People often dream of living in the past. But history lovers note it wasn’t all as romantic as it might seem. The past was often a brutal, violent place, where the slightest legal or social infraction could result in a painful and gruesome death. Over the last few hundred years, most Western nations have done away with capital punishment altogether. But in the past, the goal was often to inflict as much pain as possible upon the person being executed.

There were a variety of reasons for this; some of them political, some of them religious, some of them for purposes of intimidation. Whatever the reasons, the execution methods of the past sure were grisly. Read on to discover history’s most gruesome methods of execution.


Scaphism (also known as “the boats”) was an ancient Persian method of execution, whereby the condemned was fastened to the interior of a small rowboat or hollowed-out tree trunk. Only the victim’s arms, legs, and head protruded from the boat, which was then set adrift in a swamp.

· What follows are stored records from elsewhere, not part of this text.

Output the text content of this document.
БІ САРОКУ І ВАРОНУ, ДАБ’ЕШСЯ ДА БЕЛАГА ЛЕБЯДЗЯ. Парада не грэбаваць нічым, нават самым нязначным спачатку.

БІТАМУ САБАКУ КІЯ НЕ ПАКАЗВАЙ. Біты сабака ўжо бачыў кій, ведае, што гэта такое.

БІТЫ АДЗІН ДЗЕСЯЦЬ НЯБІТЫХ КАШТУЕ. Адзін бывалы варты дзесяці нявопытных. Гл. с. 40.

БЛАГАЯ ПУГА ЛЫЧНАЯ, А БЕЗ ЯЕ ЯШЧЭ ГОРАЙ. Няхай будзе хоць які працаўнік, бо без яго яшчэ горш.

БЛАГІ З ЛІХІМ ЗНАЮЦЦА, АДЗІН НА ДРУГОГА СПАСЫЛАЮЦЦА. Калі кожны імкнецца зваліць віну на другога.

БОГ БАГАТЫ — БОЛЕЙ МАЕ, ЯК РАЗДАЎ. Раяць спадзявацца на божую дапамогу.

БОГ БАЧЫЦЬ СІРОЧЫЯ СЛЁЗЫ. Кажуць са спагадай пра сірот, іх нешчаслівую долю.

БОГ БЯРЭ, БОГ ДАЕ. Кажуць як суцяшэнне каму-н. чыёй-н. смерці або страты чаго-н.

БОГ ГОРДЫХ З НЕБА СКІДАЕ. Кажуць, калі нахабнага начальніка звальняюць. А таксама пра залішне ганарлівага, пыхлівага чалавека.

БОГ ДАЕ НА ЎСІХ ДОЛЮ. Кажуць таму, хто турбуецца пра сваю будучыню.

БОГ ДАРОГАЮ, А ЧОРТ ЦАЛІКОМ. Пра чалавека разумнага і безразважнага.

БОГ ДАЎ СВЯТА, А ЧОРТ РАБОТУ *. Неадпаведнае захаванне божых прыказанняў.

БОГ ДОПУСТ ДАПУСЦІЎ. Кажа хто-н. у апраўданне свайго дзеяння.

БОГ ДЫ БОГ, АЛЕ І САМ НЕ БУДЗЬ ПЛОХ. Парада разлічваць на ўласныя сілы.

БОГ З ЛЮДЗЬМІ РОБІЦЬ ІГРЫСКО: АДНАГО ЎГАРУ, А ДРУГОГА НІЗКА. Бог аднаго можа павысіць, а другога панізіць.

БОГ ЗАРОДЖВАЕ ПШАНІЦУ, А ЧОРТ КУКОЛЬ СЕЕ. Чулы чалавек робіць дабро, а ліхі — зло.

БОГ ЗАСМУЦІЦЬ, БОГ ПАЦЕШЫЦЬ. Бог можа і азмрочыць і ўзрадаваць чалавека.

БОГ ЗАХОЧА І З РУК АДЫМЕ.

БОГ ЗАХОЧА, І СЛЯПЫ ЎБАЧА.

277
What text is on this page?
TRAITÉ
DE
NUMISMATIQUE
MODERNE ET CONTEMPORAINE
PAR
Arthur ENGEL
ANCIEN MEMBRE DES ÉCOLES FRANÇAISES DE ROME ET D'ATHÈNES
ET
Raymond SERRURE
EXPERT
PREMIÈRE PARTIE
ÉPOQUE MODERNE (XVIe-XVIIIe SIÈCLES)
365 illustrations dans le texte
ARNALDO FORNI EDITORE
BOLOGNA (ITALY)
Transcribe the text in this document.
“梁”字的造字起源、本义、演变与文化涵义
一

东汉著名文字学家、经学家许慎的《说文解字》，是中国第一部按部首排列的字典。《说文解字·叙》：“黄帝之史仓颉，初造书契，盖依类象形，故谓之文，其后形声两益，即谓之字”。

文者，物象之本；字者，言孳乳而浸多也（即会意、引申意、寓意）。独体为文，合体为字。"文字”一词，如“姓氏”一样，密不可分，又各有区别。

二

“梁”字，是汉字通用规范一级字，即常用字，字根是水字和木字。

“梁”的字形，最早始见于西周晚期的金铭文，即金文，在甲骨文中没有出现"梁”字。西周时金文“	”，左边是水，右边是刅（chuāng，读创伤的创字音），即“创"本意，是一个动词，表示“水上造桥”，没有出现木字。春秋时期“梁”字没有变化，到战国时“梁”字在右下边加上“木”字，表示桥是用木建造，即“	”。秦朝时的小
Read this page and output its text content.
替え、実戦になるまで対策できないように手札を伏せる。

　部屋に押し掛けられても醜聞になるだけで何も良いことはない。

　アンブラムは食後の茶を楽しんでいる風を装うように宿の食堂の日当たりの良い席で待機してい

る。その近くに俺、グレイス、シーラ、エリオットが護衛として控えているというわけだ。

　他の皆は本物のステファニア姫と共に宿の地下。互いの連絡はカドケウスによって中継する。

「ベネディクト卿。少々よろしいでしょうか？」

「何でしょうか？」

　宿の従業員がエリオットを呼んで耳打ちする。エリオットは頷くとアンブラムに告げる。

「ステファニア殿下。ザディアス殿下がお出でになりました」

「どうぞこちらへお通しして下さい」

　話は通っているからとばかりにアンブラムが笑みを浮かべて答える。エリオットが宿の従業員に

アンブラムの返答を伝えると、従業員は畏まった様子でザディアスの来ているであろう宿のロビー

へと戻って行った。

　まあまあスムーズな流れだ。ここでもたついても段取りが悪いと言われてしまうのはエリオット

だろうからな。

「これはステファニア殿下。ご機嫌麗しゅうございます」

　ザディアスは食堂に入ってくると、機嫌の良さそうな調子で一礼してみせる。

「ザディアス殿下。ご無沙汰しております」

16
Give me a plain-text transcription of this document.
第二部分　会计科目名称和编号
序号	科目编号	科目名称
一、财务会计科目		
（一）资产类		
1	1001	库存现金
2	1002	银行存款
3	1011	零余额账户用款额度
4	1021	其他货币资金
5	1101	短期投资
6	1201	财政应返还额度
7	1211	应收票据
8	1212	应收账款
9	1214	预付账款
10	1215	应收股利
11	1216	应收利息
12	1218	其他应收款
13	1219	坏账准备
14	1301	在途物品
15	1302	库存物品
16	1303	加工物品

The victim was force fed milk and honey until they developed severe diarrhea. More honey was slathered all over the victim’s body, with particular emphasis on the eyes, ears, and mouth.

The honey attracted insects, which would breed in the victim’s feces and eventually, inside their gangrenous skin. Death followed days or weeks of dehydration, starvation, and delirium.

Execution by Elephant

Death by elephant was a common method of execution in Southern and Southeastern Asia, although Western powers like Rome and Carthage occasionally employed it as well.

Death either came swiftly or slowly, depending on the severity of your crime. The trained elephant would either crush your head, bringing about instantaneous death, or crush all of your limbs, one by one.

Walking the Plank

This method of execution is so steeped in pirate lore, many assume it must be fictional. There are, however, many documented incidents of pirates and mutineers tying a victim’s hands and forcing them to walk off a plank and plunge into the waters below.

There were much easier ways of disposing of an unwanted prisoner, so the practice is thought to have been reserved for special occasions—a sadistic sideshow for bored sailors.


In Ancient Rome, huge crowds gathered in amphitheaters to witness brutally inhumane executions and fights to the death as a form of entertainment.

The Bestiarii were one of the favorite events at these gatherings. Prisoners would be rounded up and sent to the center of the arena. Wild beasts like lions and tigers would be released and provoked into a frenzy by their handlers. The animals would remain in the arena until they had mauled and killed every last prisoner.

It’s important to note that some entered the arena voluntarily for money or recognition, but these fighters were given weapons and armor and fought purely for the entertainment of the crowd, while criminals or political prisoners were forced into the arena naked and with little chance to defend themselves.